Decine di lavoratori e lavoratrici agricoli e dell’industria alimentare si sono posti in presidio lunedì 26 maggio davanti alla Prefettura di Modena per chiedere più legalità e rispetto di regole e contratti.
La protesta è indetta a livello nazionale dal sindacato Flai Cgil.
“Innanzitutto chiediamo l’applicazione della Legge 199/2016 sulla realizzazione della Rete del lavoro agricolo di qualità in provincia di Modena – spiega in una nota il segretario Flai Cgil Nicola Pessolano – si tratta di un albo territoriale delle aziende agricole che attribuisce una sorta di alle aziende iscritte che dimostra appunto il rispetto delle leggi e l’applicazione dei contratti, i corretti versamenti contributivi e fiscali e l’assenza di sfruttamento e caporalato. Purtroppo – continua il segretario Flai Cgil – sono solo alcune centinaia le aziende agricole modenesi, su una platea di diverse migliaia, ad aver sinora aderito alla Rete del lavoro agricolo di qualità. Per questo chiederemo al Prefetto di Modena di farsi parte attiva per promuovere l’adesione delle aziende”.
La protesta è anche per denunciare la forte presenza di appalti al massimo ribasso e subappalti nel settore agro-industriale con conseguente sfruttamento del lavoro nel comparto dell’industria alimentare e aumento degli infortuni sul lavoro e delle malattie professionali.

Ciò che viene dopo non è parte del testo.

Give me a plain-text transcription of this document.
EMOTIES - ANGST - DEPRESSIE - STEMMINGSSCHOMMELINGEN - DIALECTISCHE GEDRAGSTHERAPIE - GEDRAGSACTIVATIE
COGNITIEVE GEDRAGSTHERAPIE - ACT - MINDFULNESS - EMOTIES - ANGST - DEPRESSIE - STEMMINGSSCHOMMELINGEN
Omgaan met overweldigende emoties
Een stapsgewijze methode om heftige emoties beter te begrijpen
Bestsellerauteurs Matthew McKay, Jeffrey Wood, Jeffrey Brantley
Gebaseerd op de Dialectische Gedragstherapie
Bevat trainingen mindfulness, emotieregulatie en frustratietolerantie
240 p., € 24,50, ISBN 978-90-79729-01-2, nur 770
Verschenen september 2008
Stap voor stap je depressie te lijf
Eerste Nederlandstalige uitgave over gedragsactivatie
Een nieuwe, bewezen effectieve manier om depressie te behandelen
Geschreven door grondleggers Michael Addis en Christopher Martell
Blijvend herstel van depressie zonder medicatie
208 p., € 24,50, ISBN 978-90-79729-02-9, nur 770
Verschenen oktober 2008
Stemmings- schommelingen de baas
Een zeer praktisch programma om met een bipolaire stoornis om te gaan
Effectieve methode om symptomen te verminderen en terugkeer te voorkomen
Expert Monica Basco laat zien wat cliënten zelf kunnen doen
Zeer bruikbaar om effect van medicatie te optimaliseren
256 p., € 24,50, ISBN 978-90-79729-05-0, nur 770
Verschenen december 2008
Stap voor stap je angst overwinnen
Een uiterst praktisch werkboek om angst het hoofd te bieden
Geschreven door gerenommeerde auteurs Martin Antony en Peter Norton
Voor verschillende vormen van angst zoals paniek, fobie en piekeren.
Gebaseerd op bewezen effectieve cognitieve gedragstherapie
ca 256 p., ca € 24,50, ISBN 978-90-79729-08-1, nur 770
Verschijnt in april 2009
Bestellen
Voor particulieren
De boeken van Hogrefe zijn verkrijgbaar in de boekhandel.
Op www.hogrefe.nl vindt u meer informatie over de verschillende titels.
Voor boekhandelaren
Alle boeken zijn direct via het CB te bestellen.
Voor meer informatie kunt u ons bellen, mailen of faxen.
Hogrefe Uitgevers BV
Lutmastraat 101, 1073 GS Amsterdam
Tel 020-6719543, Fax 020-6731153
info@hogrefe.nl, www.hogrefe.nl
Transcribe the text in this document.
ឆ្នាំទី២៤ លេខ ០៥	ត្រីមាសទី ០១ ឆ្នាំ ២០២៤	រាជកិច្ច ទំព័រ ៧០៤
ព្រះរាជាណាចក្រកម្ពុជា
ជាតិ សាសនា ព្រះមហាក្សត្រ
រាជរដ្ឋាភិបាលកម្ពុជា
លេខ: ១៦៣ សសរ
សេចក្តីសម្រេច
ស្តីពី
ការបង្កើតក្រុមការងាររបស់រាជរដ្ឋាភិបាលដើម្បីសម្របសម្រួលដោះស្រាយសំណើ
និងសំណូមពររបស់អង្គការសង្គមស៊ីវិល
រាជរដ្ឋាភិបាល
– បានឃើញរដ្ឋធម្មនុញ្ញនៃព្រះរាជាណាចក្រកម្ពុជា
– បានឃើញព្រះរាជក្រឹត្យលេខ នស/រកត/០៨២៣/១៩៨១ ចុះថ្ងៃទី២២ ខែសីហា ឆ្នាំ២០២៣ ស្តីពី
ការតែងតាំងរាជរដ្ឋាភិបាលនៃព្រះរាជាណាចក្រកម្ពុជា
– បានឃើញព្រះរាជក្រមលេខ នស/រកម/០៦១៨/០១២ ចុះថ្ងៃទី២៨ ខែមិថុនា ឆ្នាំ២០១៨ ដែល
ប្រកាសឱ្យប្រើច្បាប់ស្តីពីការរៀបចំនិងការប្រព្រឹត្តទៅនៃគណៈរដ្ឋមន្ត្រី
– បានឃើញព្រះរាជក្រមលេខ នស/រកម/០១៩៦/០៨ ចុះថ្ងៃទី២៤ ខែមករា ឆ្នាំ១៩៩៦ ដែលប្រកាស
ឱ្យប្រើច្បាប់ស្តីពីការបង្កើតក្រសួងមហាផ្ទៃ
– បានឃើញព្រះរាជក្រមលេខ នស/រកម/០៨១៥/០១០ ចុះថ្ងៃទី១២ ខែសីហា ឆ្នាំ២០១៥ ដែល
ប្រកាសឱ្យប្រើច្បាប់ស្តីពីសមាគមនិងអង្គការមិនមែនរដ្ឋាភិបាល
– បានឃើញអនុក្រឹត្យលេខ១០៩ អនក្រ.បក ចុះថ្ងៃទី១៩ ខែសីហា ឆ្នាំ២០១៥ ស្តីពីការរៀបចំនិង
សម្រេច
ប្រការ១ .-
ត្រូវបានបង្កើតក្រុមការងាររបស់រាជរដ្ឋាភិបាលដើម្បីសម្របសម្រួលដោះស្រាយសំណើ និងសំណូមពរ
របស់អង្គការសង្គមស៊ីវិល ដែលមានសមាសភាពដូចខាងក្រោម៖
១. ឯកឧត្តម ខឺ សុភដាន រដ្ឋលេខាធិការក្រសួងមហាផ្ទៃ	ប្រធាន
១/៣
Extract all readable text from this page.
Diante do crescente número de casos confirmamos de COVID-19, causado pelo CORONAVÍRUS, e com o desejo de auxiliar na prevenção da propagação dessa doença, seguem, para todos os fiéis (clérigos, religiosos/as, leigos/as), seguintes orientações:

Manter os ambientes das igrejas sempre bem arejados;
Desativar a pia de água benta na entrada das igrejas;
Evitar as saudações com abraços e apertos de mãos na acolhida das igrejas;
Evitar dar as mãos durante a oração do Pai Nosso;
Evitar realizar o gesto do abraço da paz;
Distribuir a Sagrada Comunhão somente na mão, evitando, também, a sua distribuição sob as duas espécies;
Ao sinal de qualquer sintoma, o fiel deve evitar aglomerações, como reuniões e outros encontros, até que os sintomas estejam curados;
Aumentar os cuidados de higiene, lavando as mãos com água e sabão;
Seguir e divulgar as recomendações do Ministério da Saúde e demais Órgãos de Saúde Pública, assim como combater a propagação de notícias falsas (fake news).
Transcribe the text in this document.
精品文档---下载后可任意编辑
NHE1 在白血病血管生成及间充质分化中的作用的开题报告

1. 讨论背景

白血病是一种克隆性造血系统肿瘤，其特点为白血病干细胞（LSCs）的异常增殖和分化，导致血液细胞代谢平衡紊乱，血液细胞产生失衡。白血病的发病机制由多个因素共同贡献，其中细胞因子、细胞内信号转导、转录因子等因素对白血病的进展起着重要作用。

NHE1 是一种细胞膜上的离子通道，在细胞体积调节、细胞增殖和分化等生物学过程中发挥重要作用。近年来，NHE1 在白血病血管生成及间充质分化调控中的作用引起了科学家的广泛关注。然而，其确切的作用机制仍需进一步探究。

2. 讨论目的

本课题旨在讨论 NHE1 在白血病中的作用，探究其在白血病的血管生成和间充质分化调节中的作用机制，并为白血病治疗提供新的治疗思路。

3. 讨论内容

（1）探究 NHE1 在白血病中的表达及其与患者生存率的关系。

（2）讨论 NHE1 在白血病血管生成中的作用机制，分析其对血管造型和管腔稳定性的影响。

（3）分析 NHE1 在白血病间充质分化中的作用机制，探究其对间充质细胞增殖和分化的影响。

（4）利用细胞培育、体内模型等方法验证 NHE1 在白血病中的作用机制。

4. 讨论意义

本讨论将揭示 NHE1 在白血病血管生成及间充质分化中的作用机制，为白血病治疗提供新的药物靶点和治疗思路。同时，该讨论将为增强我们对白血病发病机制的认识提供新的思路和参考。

“A fronte di sfruttamento, lavoro precario e senza tutele presenti nella filiera dell’agroalimentare, di lavoro povero in particolare nelle figure a bassa professionalità – aggiunge Pessolano – si capisce l’importanza dei referendum dell’8-9 giugno, a cominciare dal referendum sulla sicurezza negli appalti (n.4) sino a quello sulla cittadinanza (n.5) che è strumento fondamentale per contrastare sfruttamento e caporalato verso i lavoratori stranieri che rappresentano la maggioranza dei lavoratori del settore”.
La mobilitazione dei lavoratori dell’agroindustria del 26 maggio si inserisce dunque a pieno titolo nella campagna referendaria per il sostegno a 5 SI ai referendum dell’8-9 giugno.